Como diria o nosso Gil Vicente, há quase seis séculos atrás, "assim se fazem as cousas." E, como digo eu, caá por estas bandas do Oriente, "não acredite em nada antes de ver, depois de ver continue a não acreditar."

António Graça de Abreu

(ii) Em navegacao, Golfo de Aden, 10 de Abril de 2020

Hoje, Sexta-feira Santa, houve, às duas da tarde, um minuto de silêncio, simples homenagem a todos os que faleceram vítimas de coronavírus 19.

Depois, às três horas, com o teatro quase cheio, o coro improvisado dos velhinhos do navio, criado no decorrer da viagem, com o pomposo nome de Schola Cantorum Magnifica, interpretou, com vozes afinadas e claras, dois espirituais negros norte-americanos associados à Pascoa, dois gospels, o segundo dos quais Amazing Grace  recordando as situações de vida e de morte que temos vivido .  tinha as seguintes palavras, capazes de humedecer os olhos de qualquer um de nos, crente ou não crente.

Through many dangers, toils and snares
We have already come.
T'was grace that brought us safe thus far
And grace will lead us home,
And grace will lead us home. (#)



Três tripulantes do Magnifica procederam, em seguida, a leitura de excertos do Novo Testamento, do Evangelho Segundo Sao João, com os passos da crucificação e da morte de Jesus. Uns quinze passageiros, três deles portugueses, leram entao, em várias linguas, textos breves, quase orações de saudação a Deus, homenageando os que faleceram, agradecendo por o vírus não ter chegado ao nosso seio, expressando também o desejo de regressarmos todos com saúde e paz aos nossos lares.

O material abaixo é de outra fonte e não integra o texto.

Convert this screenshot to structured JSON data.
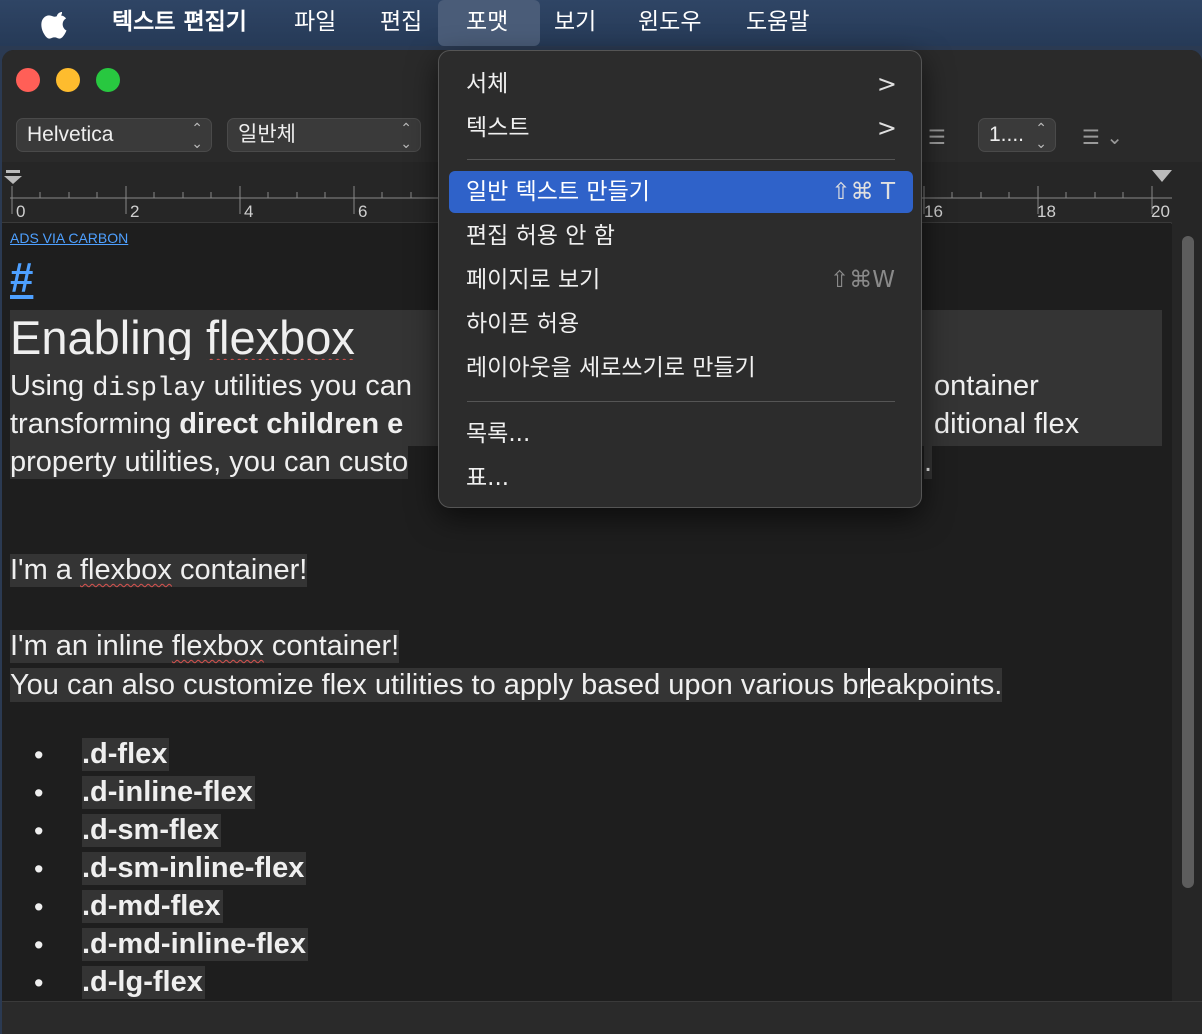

Rezou-se um Pai Nosso e, por fim, os músicos e cantores italianos do Musica en Mascara, todos vestidos de preto, tocaram e interpretaram um excerto do Requiem, de Giuseppe Verdi.
Enorme dignidade na homenagem a Deus, nesta Sexta-feira Santa.

Antonio Graça de Abreu

PS - Meu caro Luís: Agradeço-te, por todos os deuses, que ponhas estas duas fotos junto ao texto que escrevi esta sexta-feira santa. Talvez porque me emocionei. Há mais de um mês, sobre mil oceanos e mares, tocando terra ao de leve, temos a ameaça da morte à nossa volta.


[Revisão / fixação de texto para efeitos de edição neste blogue: LG]

# Tradução livre:

Graça maravilhosa: 

(...) Por muitos perigos, duros trabalhos e armadilhas 
Nós já passámos. 
Foi a graça de Deus que nos trouxe sãos e salvos até agora. 
E a graça de Deus  nos levará para casa, 
E a graça de Deus nos levará para casa. (...)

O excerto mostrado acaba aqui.